2006 ADA Award Of Merit

PHILADELPHIA, PENN. — R. Scudder Smith, editor and publisher of Antiques and The Arts Weekly and its sister publication, The Newtown Bee, was presented last weekend with the 2006 Award of Merit, an honored presented annually by the Antique Dealers Association of America. Mr Smith was honored at a dinner hosted by the ADA on Saturday, April 8, at the Philadelphia Antiques Show. Past award winners Albert Sack, Elinor Gordon, Wendell Garrett, and Betty Ring were all in attendance.

“This was an easy decision. Scudder is very deserving of this award, which acknowledges individuals who have made a major contribution to our field,” ADA president Skip Chalfant said when the award was announced in December 2005.

“In his understated and thoroughly professional way, Scudder has been an enormously positive influence in the antiques business. Antiques and The Arts Weekly supports the common interests of dealers, collectors, curators, museums, historical societies, auctioneers and show promoters,” said Arthur Liverant, vice president of ADA and an organizer of the awards dinner.

R. Scudder Smith joined The Newtown Bee, a newspaper founded in 1877 and acquired by his grandfather and two great-uncles in 1881, in 1961. With its roots in the farming communities of western Connecticut, The Newtown Bee had long carried notices of estate auctions and house sales, along with small notices for flea markets and fairs. As a young newspaperman who began collecting antiques while still a student at Union College in Schenectady, N.Y., Mr Smith recognized the media potential of an increasingly popular pastime.
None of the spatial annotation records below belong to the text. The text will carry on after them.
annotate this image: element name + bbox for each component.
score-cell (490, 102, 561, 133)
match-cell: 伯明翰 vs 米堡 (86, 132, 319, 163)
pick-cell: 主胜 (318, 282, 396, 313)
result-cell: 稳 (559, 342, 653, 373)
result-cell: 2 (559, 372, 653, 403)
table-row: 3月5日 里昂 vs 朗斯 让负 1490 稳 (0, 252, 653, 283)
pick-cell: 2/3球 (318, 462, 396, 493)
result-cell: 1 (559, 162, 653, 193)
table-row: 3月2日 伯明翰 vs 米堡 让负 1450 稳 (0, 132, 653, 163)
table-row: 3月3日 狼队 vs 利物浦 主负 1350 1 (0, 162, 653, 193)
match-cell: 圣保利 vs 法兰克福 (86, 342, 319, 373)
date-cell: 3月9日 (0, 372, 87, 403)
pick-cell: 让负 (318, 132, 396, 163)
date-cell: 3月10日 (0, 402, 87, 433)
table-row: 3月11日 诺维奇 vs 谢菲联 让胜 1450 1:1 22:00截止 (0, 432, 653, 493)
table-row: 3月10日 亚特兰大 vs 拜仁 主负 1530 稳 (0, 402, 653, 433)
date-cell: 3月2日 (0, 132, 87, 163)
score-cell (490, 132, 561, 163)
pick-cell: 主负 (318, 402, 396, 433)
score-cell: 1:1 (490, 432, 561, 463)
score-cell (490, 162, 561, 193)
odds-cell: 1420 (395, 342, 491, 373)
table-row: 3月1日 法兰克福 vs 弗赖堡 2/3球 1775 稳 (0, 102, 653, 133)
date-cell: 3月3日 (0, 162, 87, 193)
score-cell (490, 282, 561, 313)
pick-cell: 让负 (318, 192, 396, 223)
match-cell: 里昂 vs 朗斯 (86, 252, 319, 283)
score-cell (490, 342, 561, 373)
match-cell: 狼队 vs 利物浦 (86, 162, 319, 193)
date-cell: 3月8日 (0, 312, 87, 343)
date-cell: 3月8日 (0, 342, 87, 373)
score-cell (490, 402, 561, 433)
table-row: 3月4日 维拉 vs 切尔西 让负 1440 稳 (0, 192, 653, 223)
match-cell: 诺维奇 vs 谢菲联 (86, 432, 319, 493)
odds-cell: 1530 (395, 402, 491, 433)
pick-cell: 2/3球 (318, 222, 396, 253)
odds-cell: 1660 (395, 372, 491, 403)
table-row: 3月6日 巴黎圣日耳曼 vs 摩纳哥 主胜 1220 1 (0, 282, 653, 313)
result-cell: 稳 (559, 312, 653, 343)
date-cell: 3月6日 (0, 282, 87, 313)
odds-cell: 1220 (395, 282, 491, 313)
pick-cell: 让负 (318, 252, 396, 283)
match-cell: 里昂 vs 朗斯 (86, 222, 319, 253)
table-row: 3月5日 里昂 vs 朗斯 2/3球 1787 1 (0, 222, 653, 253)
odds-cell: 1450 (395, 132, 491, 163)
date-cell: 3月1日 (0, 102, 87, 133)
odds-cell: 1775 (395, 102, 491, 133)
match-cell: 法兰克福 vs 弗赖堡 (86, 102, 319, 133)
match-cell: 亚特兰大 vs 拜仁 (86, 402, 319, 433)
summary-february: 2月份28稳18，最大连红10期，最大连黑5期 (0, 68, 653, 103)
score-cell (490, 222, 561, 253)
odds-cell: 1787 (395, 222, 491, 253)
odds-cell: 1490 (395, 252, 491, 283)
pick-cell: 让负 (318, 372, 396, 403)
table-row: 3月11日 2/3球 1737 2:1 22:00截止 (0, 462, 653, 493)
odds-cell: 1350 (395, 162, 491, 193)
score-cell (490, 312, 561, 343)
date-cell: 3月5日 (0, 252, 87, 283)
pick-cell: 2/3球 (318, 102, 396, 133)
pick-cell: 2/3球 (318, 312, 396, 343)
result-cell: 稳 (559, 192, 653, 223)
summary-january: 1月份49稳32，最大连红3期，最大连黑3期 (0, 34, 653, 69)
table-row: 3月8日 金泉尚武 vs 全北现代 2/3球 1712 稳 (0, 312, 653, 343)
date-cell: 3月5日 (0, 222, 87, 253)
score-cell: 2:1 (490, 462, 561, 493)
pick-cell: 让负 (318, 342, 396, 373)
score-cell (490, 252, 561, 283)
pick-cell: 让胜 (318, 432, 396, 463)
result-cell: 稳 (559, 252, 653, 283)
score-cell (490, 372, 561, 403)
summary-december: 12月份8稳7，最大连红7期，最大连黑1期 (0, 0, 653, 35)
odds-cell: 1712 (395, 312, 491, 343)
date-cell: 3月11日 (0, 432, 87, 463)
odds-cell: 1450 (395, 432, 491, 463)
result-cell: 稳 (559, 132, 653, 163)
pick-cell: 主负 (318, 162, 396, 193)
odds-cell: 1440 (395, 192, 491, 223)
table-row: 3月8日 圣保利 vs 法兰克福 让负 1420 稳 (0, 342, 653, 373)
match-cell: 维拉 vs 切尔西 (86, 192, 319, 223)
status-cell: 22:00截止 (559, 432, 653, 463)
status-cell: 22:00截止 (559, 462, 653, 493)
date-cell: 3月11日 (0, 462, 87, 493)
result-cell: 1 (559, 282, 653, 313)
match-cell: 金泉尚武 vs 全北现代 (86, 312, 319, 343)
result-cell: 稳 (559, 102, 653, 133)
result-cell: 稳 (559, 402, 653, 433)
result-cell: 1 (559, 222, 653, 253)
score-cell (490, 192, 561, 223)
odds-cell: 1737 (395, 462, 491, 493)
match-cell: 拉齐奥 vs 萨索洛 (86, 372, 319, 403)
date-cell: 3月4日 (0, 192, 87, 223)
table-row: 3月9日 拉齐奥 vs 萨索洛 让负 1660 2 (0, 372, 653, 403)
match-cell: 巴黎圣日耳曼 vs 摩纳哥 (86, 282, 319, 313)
Describing the genesis of Antiques and The Arts Weekly during the ADA Award Dinner on April 8, Mr Smith said, “I saw a bunch of seeds scattered through the pages of The Newtown Bee and decided to put them together and make them grow. Those seeds were the ads that Frances Phipps and Betty Forbes, Russell Carrell, Nuttall-Bostick-Wendy, Ivan Justinius, Clearing House, Josko, Pari, Maison and others were placing in The Newtown Bee.

“I put the ads together with copy that was interesting, informative and supportive of the business,” he continued.

Working for his father, Paul S. Smith, The Newtown Bee’s editor from 1934 to 1973, Scudder Smith developed the newspaper’s antiques content, selling advertising to dealers and auctioneers throughout New England and soliciting stories from authorities such as the late Woodbury dealer Kenneth Hammitt.

Mr Smith increased The Newtown Bee’s antiques coverage to four pages a week by 1963. Circulation, about 7,000 subscribers in the early 1960s, quadrupled over the years, and readership became international.

In 1969, antiques accounted for an entire tabloid section of The Newtown Bee. Antiques and The Arts Weekly was launched as an independent, self-sustaining publication in 1976. Scudder Smith has managed both newspapers since 1973, when his father retired.

(This story includes the reporting of Laura Beach of Antiques and The Arts Weekly.)